Introduced by U.S. Sens. Gary Peters (D-MI) and John Cornyn (R-TX) this week, the Satellite Cybersecurity Act proposes new requirements for the Cybersecurity and Infrastructure Agency (CISA) to help commercial satellite owners and operators protect their networks.
“Hackers have already successfully attacked government satellites, and it’s only a matter of time before they begin to more aggressively target commercial satellites,” Peters, Senate chair of the Homeland Security and Governmental Affairs Committee, said.
As such, the Satellite Cybersecurity Act would require CISA to create voluntary satellite cybersecurity recommendations for companies to follow and better secure their systems. It would also develop a publicly accessible, online resource filled with satellite-specific cybersecurity resources and security recommendations. As a follow-up, the Government Accountability Office (GAO) would study how the federal government supports cybersecurity for the commercial satellite industry and identifies network vulnerabilities in commercial satellites.
“Vulnerabilities in these systems present an opportunity for foreign adversaries and cybercriminals to significantly disrupt American lives and livelihoods,” Peters said. “It’s clear the government must provide more cybersecurity support to small businesses and other companies that own and operate commercial satellites before it’s too late. This bipartisan bill will help ensure these organizations – who often do not have enough resources – are able to protect their own networks.”
Such satellites guarantee access to data used for various services, including navigation, agriculture, research, and, of particular concern to the senators, Industrial Control Systems. The latter refers to the technology used to operate critical infrastructure networks, such as pipelines or utilities. Their compromise could therefore lead to destabilization of a wide swath of the economy.

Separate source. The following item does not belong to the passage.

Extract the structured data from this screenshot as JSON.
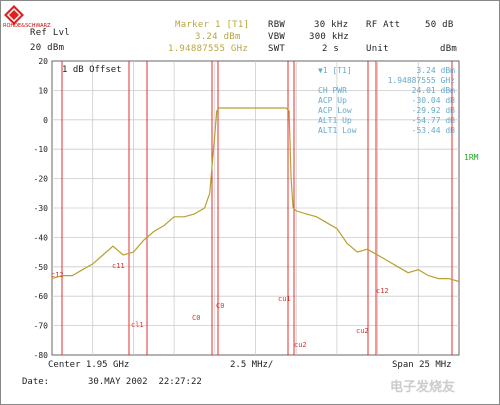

For example, the experts have warned that the increasingly pervasive nature of commercial satellites means that their disruption could lead to service failures for electric grids, water networks, transportation systems, and more.
“Commercial satellites are an integral part of our infrastructure network and must be protected from cyberattacks by bad actors that would compromise our national security,” Cornyn said. “This bipartisan piece of legislation directs CISA to publish voluntary cybersecurity best practices for companies that own these satellites and ensure our most critical infrastructure is secure against foreign cyber threats.”